O Texas Rangers realizou uma entrevista na noite de quinta-feira com o oficial de recursos da escola, disse Olivarez. O policial estava armado no momento do tiroteio, disse ele, mas não está claro se ele disparou sua arma.

Na quinta-feira, o sargento do Departamento de Segurança Pública do Texas Erick Estrada disse que o suspeito deixou cair uma sacola cheia de munição do lado de fora da escola antes de entrar.

Porta da escola estava destrancada

O atirador conseguiu entrar na escola “desobstruído” por quaisquer fechaduras, disse Olivarez, e tiros foram trocados dentro do corredor da escola entre o atirador e os policiais que estavam logo atrás dele.

Esses dois policiais foram baleados e, em seguida, o atirador se barricou dentro de uma sala de aula, disse Olivarez.
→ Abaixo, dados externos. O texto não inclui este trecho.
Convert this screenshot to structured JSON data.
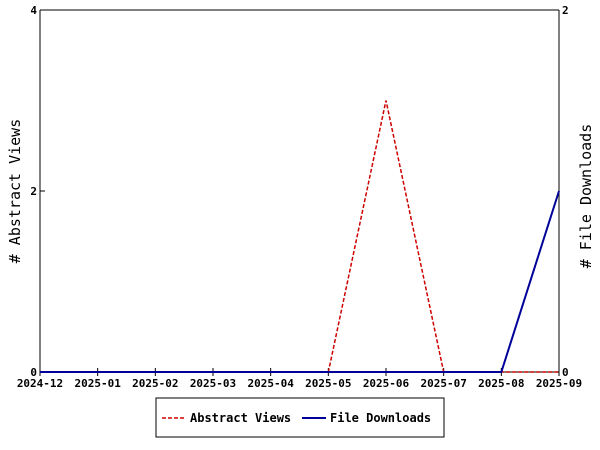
{
  "chart_data": {
    "type": "line",
    "title": "",
    "xlabel": "",
    "ylabel_left": "# Abstract Views",
    "ylabel_right": "# File Downloads",
    "x": [
      "2024-12",
      "2025-01",
      "2025-02",
      "2025-03",
      "2025-04",
      "2025-05",
      "2025-06",
      "2025-07",
      "2025-08",
      "2025-09"
    ],
    "ylim_left": [
      0,
      4
    ],
    "ylim_right": [
      0,
      2
    ],
    "yticks_left": [
      0,
      2,
      4
    ],
    "yticks_right": [
      0,
      2
    ],
    "grid": false,
    "legend_position": "bottom",
    "series": [
      {
        "name": "Abstract Views",
        "axis": "left",
        "color": "#cc0000",
        "style": "dashed",
        "values": [
          0,
          0,
          0,
          0,
          0,
          0,
          3,
          0,
          0,
          0
        ]
      },
      {
        "name": "File Downloads",
        "axis": "right",
        "color": "#000099",
        "style": "solid",
        "values": [
          0,
          0,
          0,
          0,
          0,
          0,
          0,
          0,
          0,
          1
        ]
      }
    ]
  }
}
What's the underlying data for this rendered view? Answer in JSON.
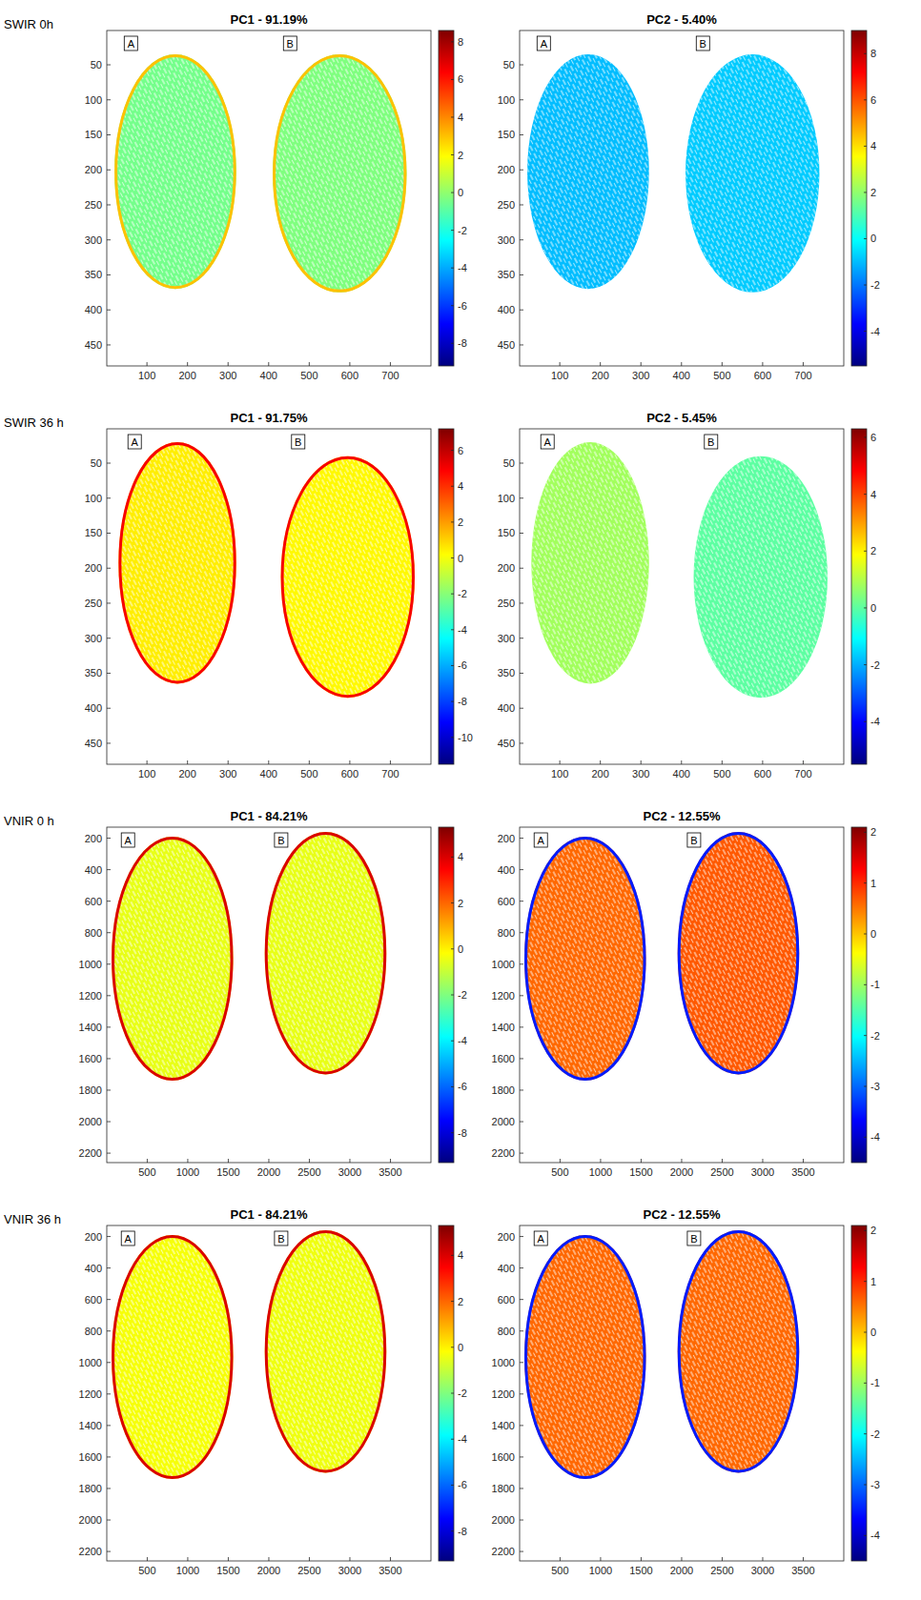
{
  "chart_data": [
    {
      "type": "image",
      "label": "SWIR 0h",
      "title": "PC1 - 91.19%",
      "xlim": [
        1,
        800
      ],
      "xticks": [
        100,
        200,
        300,
        400,
        500,
        600,
        700
      ],
      "ylim": [
        1,
        480
      ],
      "yticks": [
        50,
        100,
        150,
        200,
        250,
        300,
        350,
        400,
        450
      ],
      "colorbar": {
        "range": [
          -9.2,
          8.6
        ],
        "ticks": [
          -8,
          -6,
          -4,
          -2,
          0,
          2,
          4,
          6,
          8
        ],
        "colors": [
          "#00007f",
          "#0000ff",
          "#007fff",
          "#00ffff",
          "#7fff7f",
          "#ffff00",
          "#ff7f00",
          "#ff0000",
          "#7f0000"
        ]
      },
      "samples": [
        {
          "label": "A",
          "x": [
            20,
            320
          ],
          "y": [
            35,
            370
          ],
          "value": -0.5,
          "rim": 3
        },
        {
          "label": "B",
          "x": [
            410,
            740
          ],
          "y": [
            35,
            375
          ],
          "value": -0.3,
          "rim": 3
        }
      ]
    },
    {
      "type": "image",
      "title": "PC2 - 5.40%",
      "xlim": [
        1,
        800
      ],
      "xticks": [
        100,
        200,
        300,
        400,
        500,
        600,
        700
      ],
      "ylim": [
        1,
        480
      ],
      "yticks": [
        50,
        100,
        150,
        200,
        250,
        300,
        350,
        400,
        450
      ],
      "colorbar": {
        "range": [
          -5.5,
          9
        ],
        "ticks": [
          -4,
          -2,
          0,
          2,
          4,
          6,
          8
        ],
        "colors": [
          "#00007f",
          "#0000ff",
          "#007fff",
          "#00ffff",
          "#7fff7f",
          "#ffff00",
          "#ff7f00",
          "#ff0000",
          "#7f0000"
        ]
      },
      "samples": [
        {
          "label": "A",
          "x": [
            20,
            320
          ],
          "y": [
            35,
            370
          ],
          "value": -1
        },
        {
          "label": "B",
          "x": [
            410,
            740
          ],
          "y": [
            35,
            375
          ],
          "value": -0.8
        }
      ]
    },
    {
      "type": "image",
      "label": "SWIR 36 h",
      "title": "PC1 - 91.75%",
      "xlim": [
        1,
        800
      ],
      "xticks": [
        100,
        200,
        300,
        400,
        500,
        600,
        700
      ],
      "ylim": [
        1,
        480
      ],
      "yticks": [
        50,
        100,
        150,
        200,
        250,
        300,
        350,
        400,
        450
      ],
      "colorbar": {
        "range": [
          -11.5,
          7.2
        ],
        "ticks": [
          -10,
          -8,
          -6,
          -4,
          -2,
          0,
          2,
          4,
          6
        ],
        "colors": [
          "#00007f",
          "#0000ff",
          "#007fff",
          "#00ffff",
          "#7fff7f",
          "#ffff00",
          "#ff7f00",
          "#ff0000",
          "#7f0000"
        ]
      },
      "samples": [
        {
          "label": "A",
          "x": [
            30,
            320
          ],
          "y": [
            20,
            365
          ],
          "value": 0.5,
          "rim": 5
        },
        {
          "label": "B",
          "x": [
            430,
            760
          ],
          "y": [
            40,
            385
          ],
          "value": 0.3,
          "rim": 5
        }
      ]
    },
    {
      "type": "image",
      "title": "PC2 - 5.45%",
      "xlim": [
        1,
        800
      ],
      "xticks": [
        100,
        200,
        300,
        400,
        500,
        600,
        700
      ],
      "ylim": [
        1,
        480
      ],
      "yticks": [
        50,
        100,
        150,
        200,
        250,
        300,
        350,
        400,
        450
      ],
      "colorbar": {
        "range": [
          -5.5,
          6.3
        ],
        "ticks": [
          -4,
          -2,
          0,
          2,
          4,
          6
        ],
        "colors": [
          "#00007f",
          "#0000ff",
          "#007fff",
          "#00ffff",
          "#7fff7f",
          "#ffff00",
          "#ff7f00",
          "#ff0000",
          "#7f0000"
        ]
      },
      "samples": [
        {
          "label": "A",
          "x": [
            30,
            320
          ],
          "y": [
            20,
            365
          ],
          "value": 0.8
        },
        {
          "label": "B",
          "x": [
            430,
            760
          ],
          "y": [
            40,
            385
          ],
          "value": 0
        }
      ]
    },
    {
      "type": "image",
      "label": "VNIR 0 h",
      "title": "PC1 - 84.21%",
      "xlim": [
        1,
        4000
      ],
      "xticks": [
        500,
        1000,
        1500,
        2000,
        2500,
        3000,
        3500
      ],
      "ylim": [
        130,
        2260
      ],
      "yticks": [
        200,
        400,
        600,
        800,
        1000,
        1200,
        1400,
        1600,
        1800,
        2000,
        2200
      ],
      "colorbar": {
        "range": [
          -9.3,
          5.3
        ],
        "ticks": [
          -8,
          -6,
          -4,
          -2,
          0,
          2,
          4
        ],
        "colors": [
          "#00007f",
          "#0000ff",
          "#007fff",
          "#00ffff",
          "#7fff7f",
          "#ffff00",
          "#ff7f00",
          "#ff0000",
          "#7f0000"
        ]
      },
      "samples": [
        {
          "label": "A",
          "x": [
            60,
            1560
          ],
          "y": [
            190,
            1740
          ],
          "value": -0.5,
          "rim": 4
        },
        {
          "label": "B",
          "x": [
            1950,
            3450
          ],
          "y": [
            160,
            1700
          ],
          "value": -0.5,
          "rim": 4
        }
      ]
    },
    {
      "type": "image",
      "title": "PC2 - 12.55%",
      "xlim": [
        1,
        4000
      ],
      "xticks": [
        500,
        1000,
        1500,
        2000,
        2500,
        3000,
        3500
      ],
      "ylim": [
        130,
        2260
      ],
      "yticks": [
        200,
        400,
        600,
        800,
        1000,
        1200,
        1400,
        1600,
        1800,
        2000,
        2200
      ],
      "colorbar": {
        "range": [
          -4.5,
          2.1
        ],
        "ticks": [
          -4,
          -3,
          -2,
          -1,
          0,
          1,
          2
        ],
        "colors": [
          "#00007f",
          "#0000ff",
          "#007fff",
          "#00ffff",
          "#7fff7f",
          "#ffff00",
          "#ff7f00",
          "#ff0000",
          "#7f0000"
        ]
      },
      "samples": [
        {
          "label": "A",
          "x": [
            60,
            1560
          ],
          "y": [
            190,
            1740
          ],
          "value": 0.6,
          "rim": -3.5
        },
        {
          "label": "B",
          "x": [
            1950,
            3450
          ],
          "y": [
            160,
            1700
          ],
          "value": 0.7,
          "rim": -3.5
        }
      ]
    },
    {
      "type": "image",
      "label": "VNIR 36 h",
      "title": "PC1 - 84.21%",
      "xlim": [
        1,
        4000
      ],
      "xticks": [
        500,
        1000,
        1500,
        2000,
        2500,
        3000,
        3500
      ],
      "ylim": [
        130,
        2260
      ],
      "yticks": [
        200,
        400,
        600,
        800,
        1000,
        1200,
        1400,
        1600,
        1800,
        2000,
        2200
      ],
      "colorbar": {
        "range": [
          -9.3,
          5.3
        ],
        "ticks": [
          -8,
          -6,
          -4,
          -2,
          0,
          2,
          4
        ],
        "colors": [
          "#00007f",
          "#0000ff",
          "#007fff",
          "#00ffff",
          "#7fff7f",
          "#ffff00",
          "#ff7f00",
          "#ff0000",
          "#7f0000"
        ]
      },
      "samples": [
        {
          "label": "A",
          "x": [
            60,
            1560
          ],
          "y": [
            190,
            1740
          ],
          "value": -0.3,
          "rim": 4
        },
        {
          "label": "B",
          "x": [
            1950,
            3450
          ],
          "y": [
            160,
            1700
          ],
          "value": -0.4,
          "rim": 4
        }
      ]
    },
    {
      "type": "image",
      "title": "PC2 - 12.55%",
      "xlim": [
        1,
        4000
      ],
      "xticks": [
        500,
        1000,
        1500,
        2000,
        2500,
        3000,
        3500
      ],
      "ylim": [
        130,
        2260
      ],
      "yticks": [
        200,
        400,
        600,
        800,
        1000,
        1200,
        1400,
        1600,
        1800,
        2000,
        2200
      ],
      "colorbar": {
        "range": [
          -4.5,
          2.1
        ],
        "ticks": [
          -4,
          -3,
          -2,
          -1,
          0,
          1,
          2
        ],
        "colors": [
          "#00007f",
          "#0000ff",
          "#007fff",
          "#00ffff",
          "#7fff7f",
          "#ffff00",
          "#ff7f00",
          "#ff0000",
          "#7f0000"
        ]
      },
      "samples": [
        {
          "label": "A",
          "x": [
            60,
            1560
          ],
          "y": [
            190,
            1740
          ],
          "value": 0.6,
          "rim": -3.5
        },
        {
          "label": "B",
          "x": [
            1950,
            3450
          ],
          "y": [
            160,
            1700
          ],
          "value": 0.6,
          "rim": -3.5
        }
      ]
    }
  ]
}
As autoridades ainda estão tentando determinar exatamente como ele se barricou lá dentro.

A CNN informou anteriormente que o atirador estava nas dependências da escola por até uma hora antes de a polícia entrar à força em uma sala de aula e matá-lo.

Quando perguntado por que as equipes táticas demoraram tanto para responder ao tiroteio, Olivarez disse que está trabalhando para estabelecer um cronograma preciso, que faz parte da investigação.

“No momento, não temos um cronograma preciso ou concreto para dizer que ‘o atirador estava na escola durante esse período’, então queremos obter essa informação factual assim que conseguirmos isso”, disse o tenente.

Pais procuram respostas

O pai de uma vítima do tiroteio disse ao The Washington Post que ele e outros pais queriam invadir a escola primária para recuperar seus filhos enquanto ouviam tiros de dentro. O vídeo postado nas redes sociais parece mostrar pais frustrados e perturbados e outros adultos do lado de fora da escola entrando em confronto com policiais, instando os policiais a entrar e pegar o atirador ou deixá-los entrar por conta própria.

“Posso lhe dizer agora, como pai, eu gostaria de entrar também. Mas é uma situação volátil. Temos uma situação de atirador ativo. Estamos tentando preservar qualquer perda de vidas… não pode ter indivíduos entrando nessa escola, especialmente se eles não estiverem armados”, disse Olivarez.

Envolvimento do FBI

Olivarez também disse que as autoridades locais estão trabalhando com o FBI para obter vídeos de vigilância da escola.

O FBI também está fazendo perícia no celular do atirador “estabelecer ou obter informações do telefone do suspeito, se houve alguma postagem de mídia social, quaisquer outros fatos que ajudariam o caso em termos de indicadores para este atirador que levou a este tiroteio em massa”, disse ele.

Este conteúdo foi criado originalmente em inglês.